Fun (Unrelated) Fact: Nobuhiro Watsuki actually did take some influence from American Comic Books. I'm pretty sure I've already said this multiple times before, but Aoshi's costume design was directly modeled after Gambit's iconic coat, and Yatsume's mask was designed to resemble Venom's head.

gunswordfist

  • Elite Beat Agents
  • Slave To The System
  • *******
  • Posts: 11359
    • Email
Re: Dragon Ball
« Reply #42 on: November 22, 2014, 02:08:34 PM »
i was going to mention watsuki. i had no clue aoshi's design was based off of gambit's. he is a big fan of jim lee. i believe kujiranami is supposed to look like apocalypse and otowa appears to be a combo of the joker and mr. sinister to me. also, the turtles straight up have cameos in early chapters.
"Ryu is like the Hank Hill of Street Fighter." -BB_Hoody


LumRanmaYasha

  • Beautiful Dreamer
  • ACROSS Star 1
  • *****
  • Posts: 5617
  • Love is a Boomerang
    • My Art Blog!
Re: Dragon Ball
« Reply #43 on: November 22, 2014, 02:25:35 PM »
He also had a cameo in the Penguin Village arc of Dragon Ball, as well.

That said, from what I've gathered from interviews, Toriyama didn't consider himself to take a substantial amount of influence from superheroes, but I could be wrong as I'm thinking of some stuff that I read a few years back.

He cameoed in that arc because he is one of the main characters in the series and Toriyama had all the main characters make brief cameos in it. But in general Toriyama loved the Suppaman character. Originally he was the antagonist of a one-shot he did and he later wanted to make a series around him, but his editor shot it down, so he later ended up incorporating him into Dr.
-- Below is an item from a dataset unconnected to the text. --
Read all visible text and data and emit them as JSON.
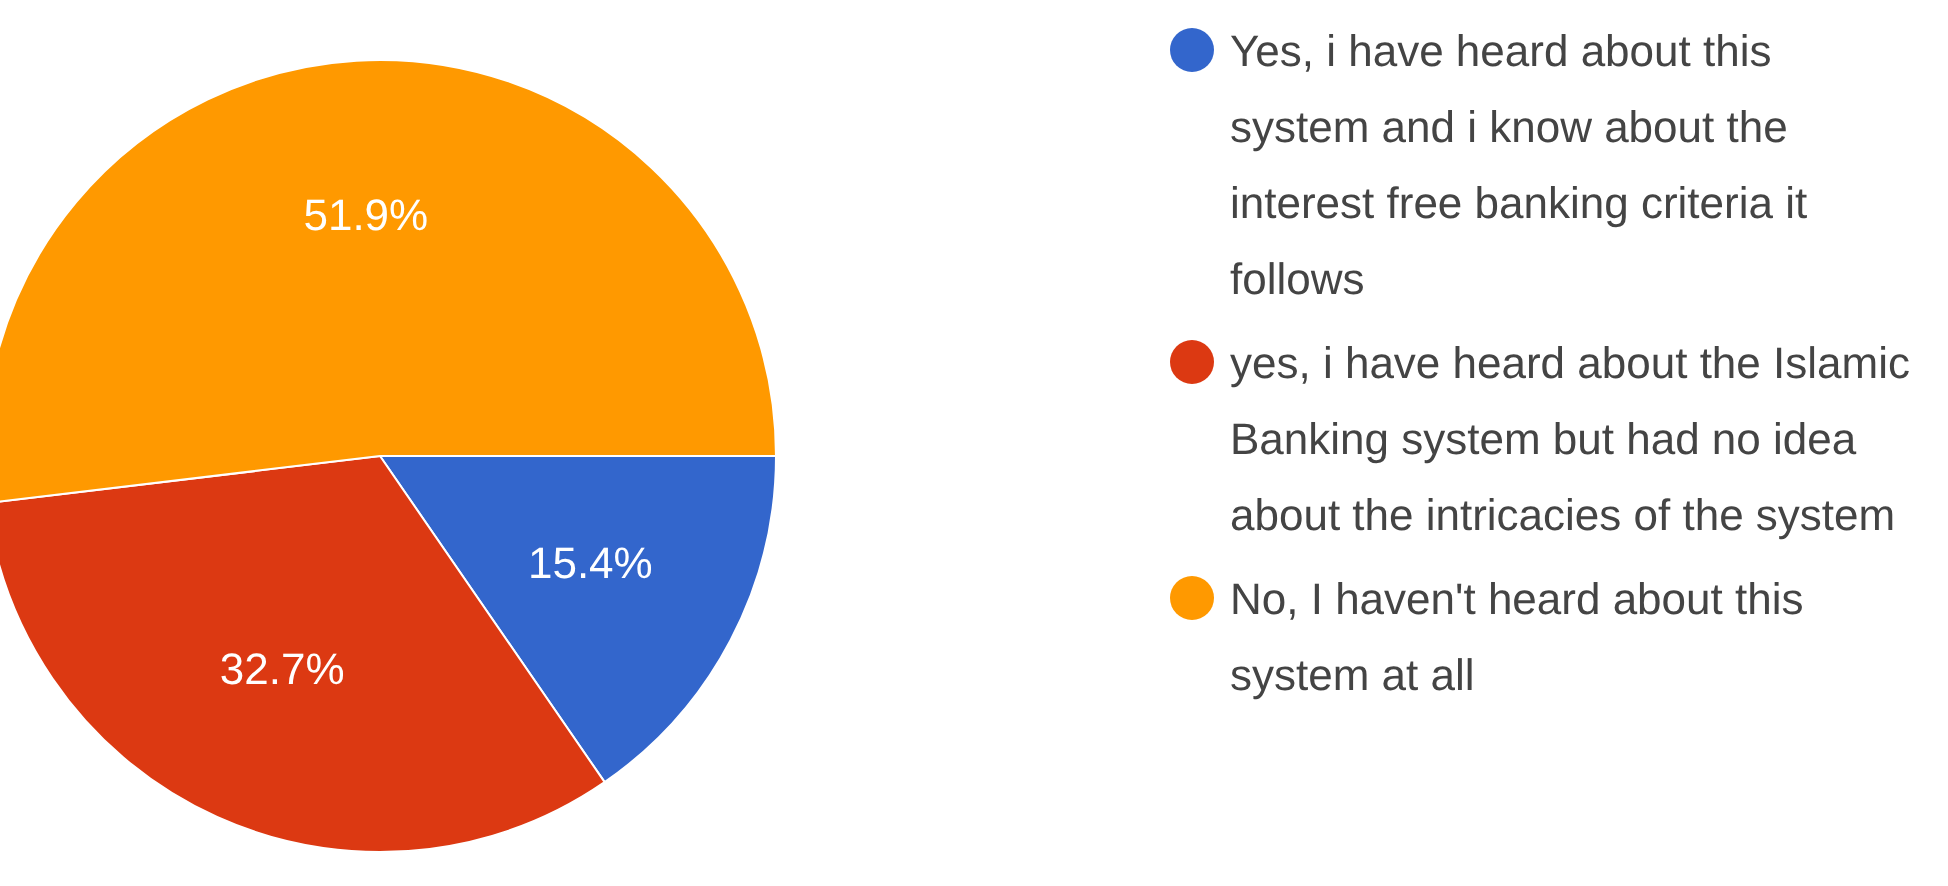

Slump instead.

He certainly didn't take a huge amount of influence from superhero comics, but he must have read some or watched film adaptions of them, so I'm sure some elements from them could have seeped into his work. Of course he's admitted to not being much of a manga or anime reader/viewer in general, and mostly was just inspired by television and movies, primarily of the sci-fi and martial-arts/action variety.

Dr. Ensatsu-ken

  • The Epic Trinity
  • Sacrificial Lamb
  • *********
  • Posts: 13239
  • "And all that'll be left is pure, white ash..."
    • Email
Re: Dragon Ball
« Reply #44 on: November 22, 2014, 03:25:35 PM »
I know that he's a fan of Alien, among other films. I do distinctly remember him stating that in one of his old interviews, claiming that it was one of his early influences, and Freeza's 3rd form was also clearly paying tribute to the general design of a Xenomorph.
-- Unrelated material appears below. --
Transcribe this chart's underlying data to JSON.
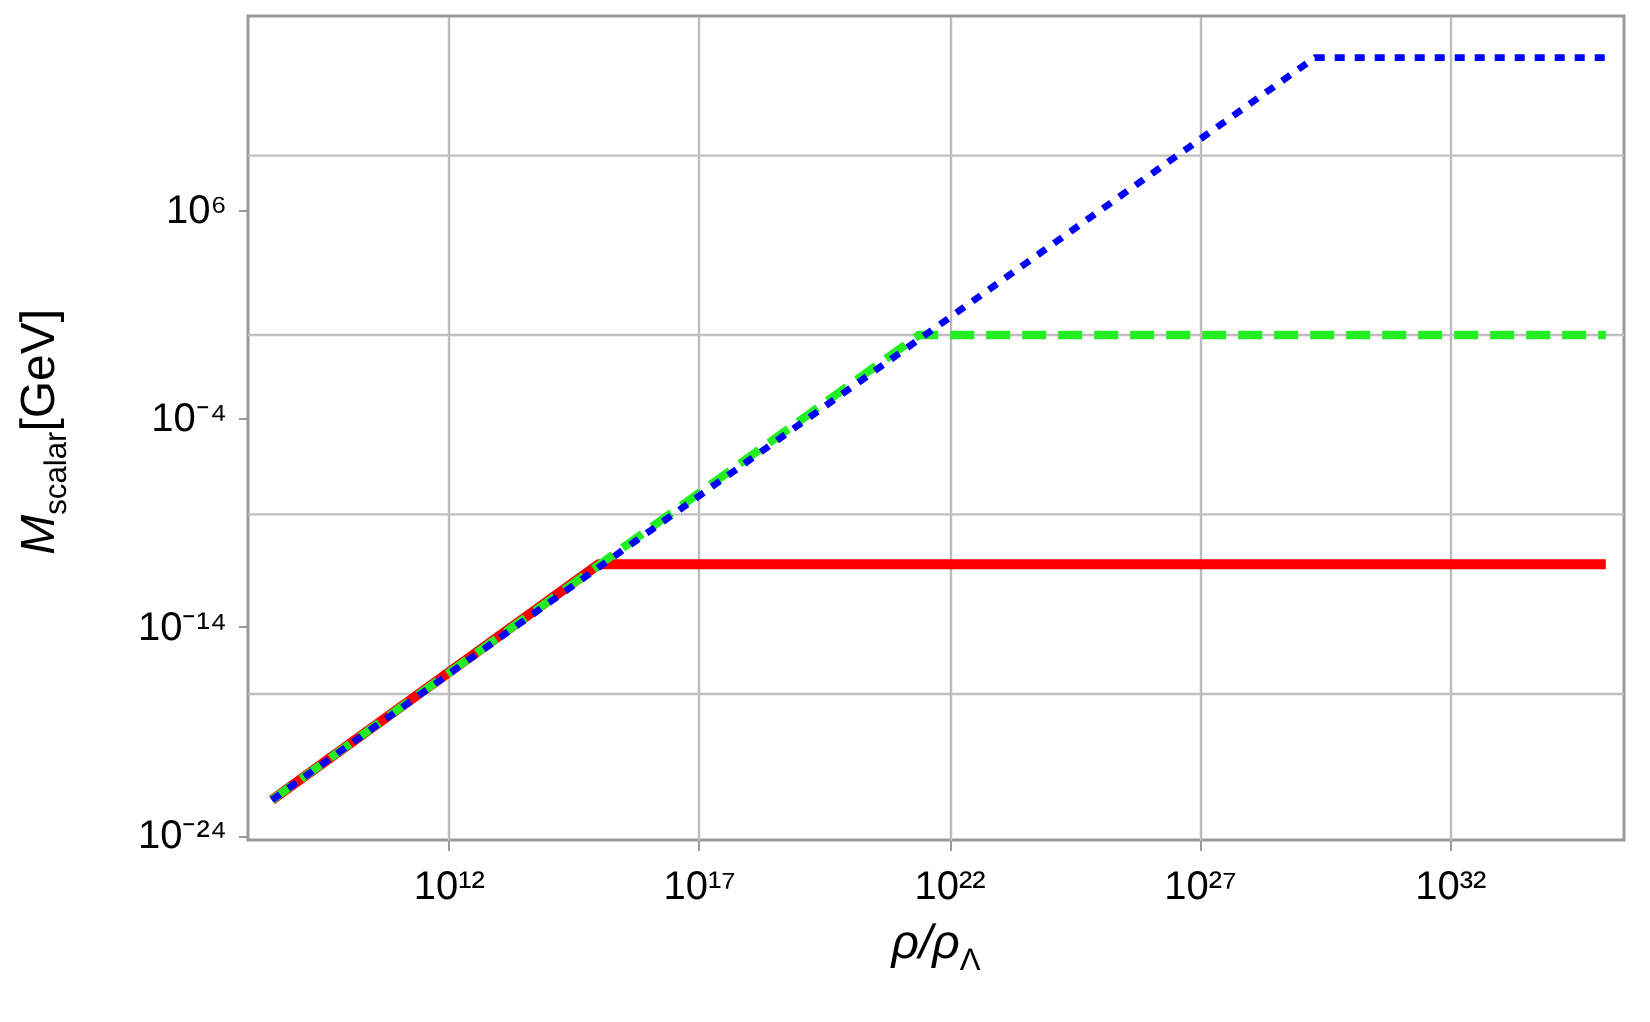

Personally I think that it's really cool when writers take influence from the works that they love from their childhood, not just from their own country, but from others as well. It makes their own indifividual works come off feeling more dynamic and unique. I think that's why I'm personally more attracted to series like Dragon Ball, Yu Yu Hakusho, JoJo's Bizarre Adventure, Rurouni Kenshin, and various other classic shonen series from the 70's to 90's than I am to most modern shonen that I try to get into. That doesn't mean that the influences aren't there, but I can't help but feel that a lot of modern mangaka (not all, but still a fair number) seem to take most of their influence just from other manga, video games, and exclusively Japanese products, which isn't by any means a bad thing in and of itself, but a lot of their series tend to feel a bit less dynamic to me, personally.

For instance, I like Kuroko no Basket on the whole, but when you compare it to Slam Dunk, where Takehiko took WAY more influence in his work than just manga, you can see which series is clearly the stronger for it. Either that, or I'm just too biased, but that's about how I feel.
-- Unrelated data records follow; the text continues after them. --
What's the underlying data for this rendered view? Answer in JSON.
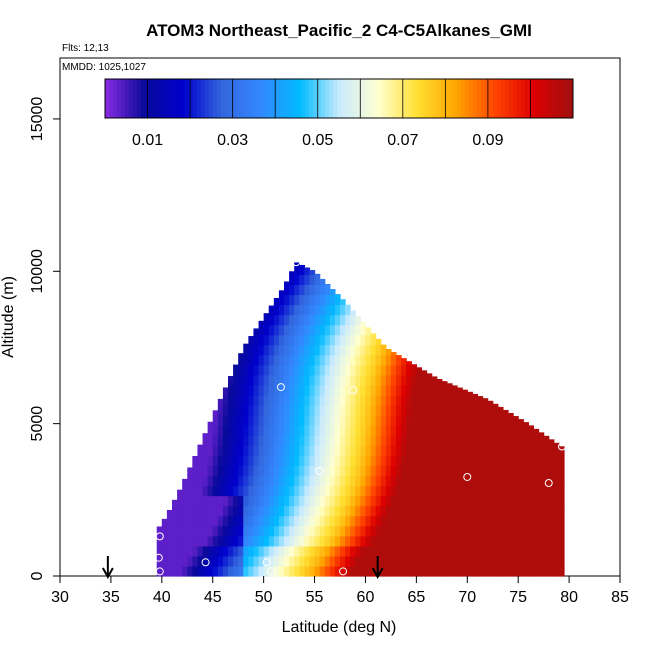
{
  "chart_data": {
    "type": "heatmap",
    "title": "ATOM3 Northeast_Pacific_2 C4-C5Alkanes_GMI",
    "flights_label": "Flts: 12,13",
    "dates_label": "MMDD: 1025,1027",
    "xlabel": "Latitude (deg N)",
    "ylabel": "Altitude (m)",
    "xlim": [
      30,
      85
    ],
    "ylim": [
      0,
      17000
    ],
    "x_ticks": [
      "30",
      "35",
      "40",
      "45",
      "50",
      "55",
      "60",
      "65",
      "70",
      "75",
      "80",
      "85"
    ],
    "y_ticks": [
      "0",
      "5000",
      "10000",
      "15000"
    ],
    "colorbar": {
      "range": [
        0.0,
        0.11
      ],
      "tick_values": [
        0.01,
        0.03,
        0.05,
        0.07,
        0.09
      ],
      "tick_labels": [
        "0.01",
        "0.03",
        "0.05",
        "0.07",
        "0.09"
      ],
      "colors": [
        "#8a2be2",
        "#0a0a9a",
        "#0000cd",
        "#3366dd",
        "#3388ff",
        "#00bbff",
        "#c8eaff",
        "#ffffd0",
        "#ffe033",
        "#ffa500",
        "#ff4400",
        "#dd0000",
        "#a01010"
      ]
    },
    "curtain_envelope": [
      {
        "lat": 39.5,
        "alt_top": 1500
      },
      {
        "lat": 40.5,
        "alt_top": 2000
      },
      {
        "lat": 42.0,
        "alt_top": 3000
      },
      {
        "lat": 44.0,
        "alt_top": 4500
      },
      {
        "lat": 46.0,
        "alt_top": 6000
      },
      {
        "lat": 48.0,
        "alt_top": 7500
      },
      {
        "lat": 50.0,
        "alt_top": 8500
      },
      {
        "lat": 52.0,
        "alt_top": 9500
      },
      {
        "lat": 53.2,
        "alt_top": 10300
      },
      {
        "lat": 55.0,
        "alt_top": 10000
      },
      {
        "lat": 58.0,
        "alt_top": 9000
      },
      {
        "lat": 62.0,
        "alt_top": 7500
      },
      {
        "lat": 67.0,
        "alt_top": 6500
      },
      {
        "lat": 72.0,
        "alt_top": 5800
      },
      {
        "lat": 76.0,
        "alt_top": 5000
      },
      {
        "lat": 79.5,
        "alt_top": 4200
      }
    ],
    "sample_points": [
      {
        "lat": 39.8,
        "alt": 1300
      },
      {
        "lat": 39.7,
        "alt": 600
      },
      {
        "lat": 39.8,
        "alt": 150
      },
      {
        "lat": 44.3,
        "alt": 450
      },
      {
        "lat": 50.3,
        "alt": 450
      },
      {
        "lat": 50.7,
        "alt": 150
      },
      {
        "lat": 51.7,
        "alt": 6200
      },
      {
        "lat": 53.2,
        "alt": 10300
      },
      {
        "lat": 55.5,
        "alt": 3450
      },
      {
        "lat": 57.8,
        "alt": 150
      },
      {
        "lat": 58.8,
        "alt": 6100
      },
      {
        "lat": 70.0,
        "alt": 3250
      },
      {
        "lat": 78.0,
        "alt": 3050
      },
      {
        "lat": 79.3,
        "alt": 4250
      }
    ],
    "markers": [
      {
        "type": "arrow-down",
        "lat": 34.7
      },
      {
        "type": "arrow-down",
        "lat": 61.2
      }
    ]
  }
}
Also, what I said applies to Western series as well, of course.

Also, while we're on the subject of writers and their foreign influences:

Eichiro Oda- A huge fan of early Tim Burton and Quentin Tarantino, and I would argue that you could probably see a tiny bit of the former's influence in his work, but not really any of the latter.

Osamu Tezuka- Was heavily influenced by the early works of Walt Disney (but that one was obvious).

Hirohiko Araki- A huge fan of Western music, with many references to his favorite songs, albums, and artists dispersed throughout his work.

I know that I'm missing plenty, but that's just what I can say off the top of my head. Does anyone have any to add to this list?